On Monday, she announced the district would open eight new schools by September at the sites of closed or consolidated schools. The plan also involves expanding pre-K programs in underserved neighborhoods, implementing new single-sex schools in some areas, making magnet and charter schools more accessible to a wider pool of Newark students, rebuilding high schools and giving principals more autonomy.
 
Monday's announcement was made before a small group of supporters at a local school slated to house one of the newly consolidated schools. 

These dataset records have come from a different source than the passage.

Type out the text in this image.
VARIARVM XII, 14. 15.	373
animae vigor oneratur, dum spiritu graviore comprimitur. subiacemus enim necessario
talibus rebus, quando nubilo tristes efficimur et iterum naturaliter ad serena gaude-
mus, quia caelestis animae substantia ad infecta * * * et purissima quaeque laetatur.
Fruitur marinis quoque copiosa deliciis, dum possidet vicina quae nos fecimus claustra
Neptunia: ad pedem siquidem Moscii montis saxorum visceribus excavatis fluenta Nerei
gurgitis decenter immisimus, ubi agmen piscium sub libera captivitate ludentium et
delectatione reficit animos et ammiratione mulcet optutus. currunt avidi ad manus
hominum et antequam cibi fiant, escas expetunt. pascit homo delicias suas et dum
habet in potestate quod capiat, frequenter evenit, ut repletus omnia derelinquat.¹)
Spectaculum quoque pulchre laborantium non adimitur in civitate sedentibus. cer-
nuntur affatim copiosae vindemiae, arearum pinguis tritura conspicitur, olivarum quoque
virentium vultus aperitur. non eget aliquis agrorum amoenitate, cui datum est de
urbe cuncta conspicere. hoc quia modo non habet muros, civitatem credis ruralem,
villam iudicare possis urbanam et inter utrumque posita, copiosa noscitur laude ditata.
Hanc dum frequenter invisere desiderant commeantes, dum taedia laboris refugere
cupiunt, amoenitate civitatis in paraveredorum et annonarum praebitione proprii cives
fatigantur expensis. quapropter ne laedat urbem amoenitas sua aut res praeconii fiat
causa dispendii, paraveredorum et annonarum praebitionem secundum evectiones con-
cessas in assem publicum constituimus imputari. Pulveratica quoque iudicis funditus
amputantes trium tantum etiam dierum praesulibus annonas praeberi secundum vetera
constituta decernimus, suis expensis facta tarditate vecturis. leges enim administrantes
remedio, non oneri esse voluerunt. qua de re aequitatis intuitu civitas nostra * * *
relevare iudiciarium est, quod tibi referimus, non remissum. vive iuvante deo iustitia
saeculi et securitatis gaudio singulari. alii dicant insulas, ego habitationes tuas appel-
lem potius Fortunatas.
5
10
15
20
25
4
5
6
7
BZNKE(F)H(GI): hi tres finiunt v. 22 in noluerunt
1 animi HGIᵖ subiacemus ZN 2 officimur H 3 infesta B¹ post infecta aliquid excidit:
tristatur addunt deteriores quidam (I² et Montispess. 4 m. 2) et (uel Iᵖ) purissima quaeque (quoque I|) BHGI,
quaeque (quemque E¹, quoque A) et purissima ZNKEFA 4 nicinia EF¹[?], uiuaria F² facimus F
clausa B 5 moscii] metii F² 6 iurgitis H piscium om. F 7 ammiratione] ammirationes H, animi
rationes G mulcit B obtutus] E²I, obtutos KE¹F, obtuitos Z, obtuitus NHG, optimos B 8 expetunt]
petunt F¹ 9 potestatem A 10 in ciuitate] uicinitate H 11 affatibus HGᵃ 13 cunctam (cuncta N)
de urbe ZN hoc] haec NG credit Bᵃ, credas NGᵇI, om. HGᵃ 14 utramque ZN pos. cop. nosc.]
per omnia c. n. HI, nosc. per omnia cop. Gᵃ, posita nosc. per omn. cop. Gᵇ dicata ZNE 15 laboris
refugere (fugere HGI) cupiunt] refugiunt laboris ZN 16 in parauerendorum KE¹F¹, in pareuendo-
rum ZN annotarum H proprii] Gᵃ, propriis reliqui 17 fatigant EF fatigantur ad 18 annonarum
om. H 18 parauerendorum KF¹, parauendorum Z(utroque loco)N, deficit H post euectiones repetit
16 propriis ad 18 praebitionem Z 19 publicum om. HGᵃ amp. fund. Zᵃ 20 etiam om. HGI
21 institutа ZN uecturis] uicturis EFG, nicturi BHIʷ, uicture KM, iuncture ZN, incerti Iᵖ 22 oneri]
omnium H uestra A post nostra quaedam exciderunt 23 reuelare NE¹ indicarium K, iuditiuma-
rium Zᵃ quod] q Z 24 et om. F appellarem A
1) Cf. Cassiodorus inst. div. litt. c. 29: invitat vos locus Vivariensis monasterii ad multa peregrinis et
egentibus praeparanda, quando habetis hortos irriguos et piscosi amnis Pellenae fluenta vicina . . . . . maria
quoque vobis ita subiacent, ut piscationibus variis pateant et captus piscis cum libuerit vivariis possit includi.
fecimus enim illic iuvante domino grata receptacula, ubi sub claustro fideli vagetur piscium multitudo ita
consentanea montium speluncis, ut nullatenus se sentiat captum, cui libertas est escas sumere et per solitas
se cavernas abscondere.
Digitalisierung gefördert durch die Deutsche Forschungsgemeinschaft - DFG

It contrasted with a large contentious public meeting Anderson held last month to assuage angry parents after The Star-Ledger of Newark reported that several longtime Newark public schools would be closed or merged under the plan. Although Anderson said parents had attended Monday's meeting, several stood outside with protest signs and said they hadn't been allowed in.
 
Anderson said that she had held more than 112 meetings with families and civic leaders during the plan development process and that she had tweaked certain aspects of the final plan based on community feedback.
 
Mayor Cory Booker has repeatedly said education reform is a key priority of his administration, though Newark schools are under state, not city, control. He said Monday that Anderson's plan gave him ``a sense of relief and a profound sense of hope.''
 
Booker said the city and nation should be "feeling a sense of shame and agony'' over statistics that show only one quarter of students at Newark's worst-performing schools are able to pass basic proficiency tests.
 
Anderson said her plan was aimed at creating a school system that graduates every student and leaves them ready for college and a career.
 
The city's public school system is the state's largest, with 75 schools and a student population of about 40,000. It has been plagued for years by low test scores and poor graduation rates.
 
The district, which has been under state control since 1995, spends nearly $24,000 a year -- more than twice the national average -- per pupil.  
 
Anderson was appointed last year to lead the district.